Defesa de Bolsonaro pede a Moraes prorrogação da prisão domiciliar
Pedido ao STF foi acompanhado de laudo médico que aponta necessidade de acompanhamento contínuo do ex-presidente
A defesa de Jair Bolsonaro (PL) pediu, na última terça-feira (23), ao ministro Alexandre de Moraes, do Supremo Tribunal Federal (STF), a prorrogação da prisão domiciliar do ex-presidente.
Conforme publicado pela Agência Brasil, o advogado Paulo Cunha Bueno anexou ao pedido um laudo médico que aponta que o quadro estável de Bolsonaro exige atenção contínua. Para a defesa, a permanência do ex-presidente em casa é considerada essencial para sua saúde.
“Tal estabilidade não representa resolução das enfermidades de base, mas resultado do controle clínico obtido mediante observância rigorosa das medidas terapêuticas instituídas, acompanhamento multidisciplinar regular e monitorização contínua das múltiplas comorbidades apresentadas.”
Em 24 de março, Moraes determinou que Bolsonaro fosse transferido para a prisão domiciliar após receber alta.

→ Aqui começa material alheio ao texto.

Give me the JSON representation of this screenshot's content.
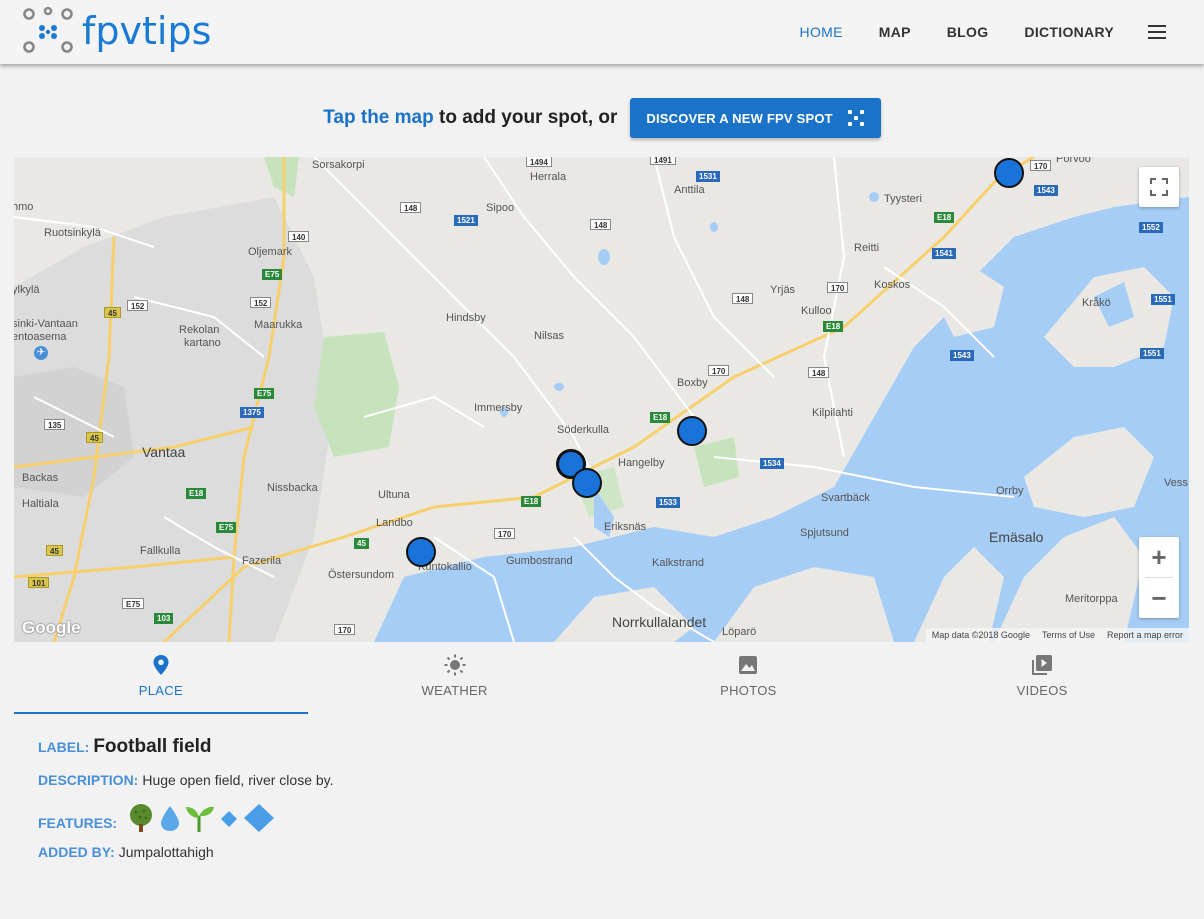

Na ocasião, o ex-presidente havia sido internado para tratar uma broncopneumonia, que o deixou dez dias na UTI de um hospital em Brasília.
Bolsonaro passou quatro meses preso em uma penitenciária federal e, agora, cumpre pena em casa há cerca de 90 dias. Nesse período, foi obrigado a seguir medidas cautelares, como o uso de tornozeleira eletrônica, a proibição de acesso a celulares ou redes sociais e o recebimento de visitas apenas de parentes.
A apreensão de uma pistola Glock 9 mm ligada ao ex-presidente, porém, levou Moraes a solicitar que a Procuradoria-Geral da República (PGR) avaliasse se o episódio poderia ter influência sobre a prisão domiciliar.
A arma estava com um militar do Gabinete de Segurança Institucional (GSI), da Presidência da República, abordado em uma blitz no Distrito Federal. Bolsonaro admitiu em depoimento que a Glock era sua e permanecia em sua residência durante o cumprimento da pena.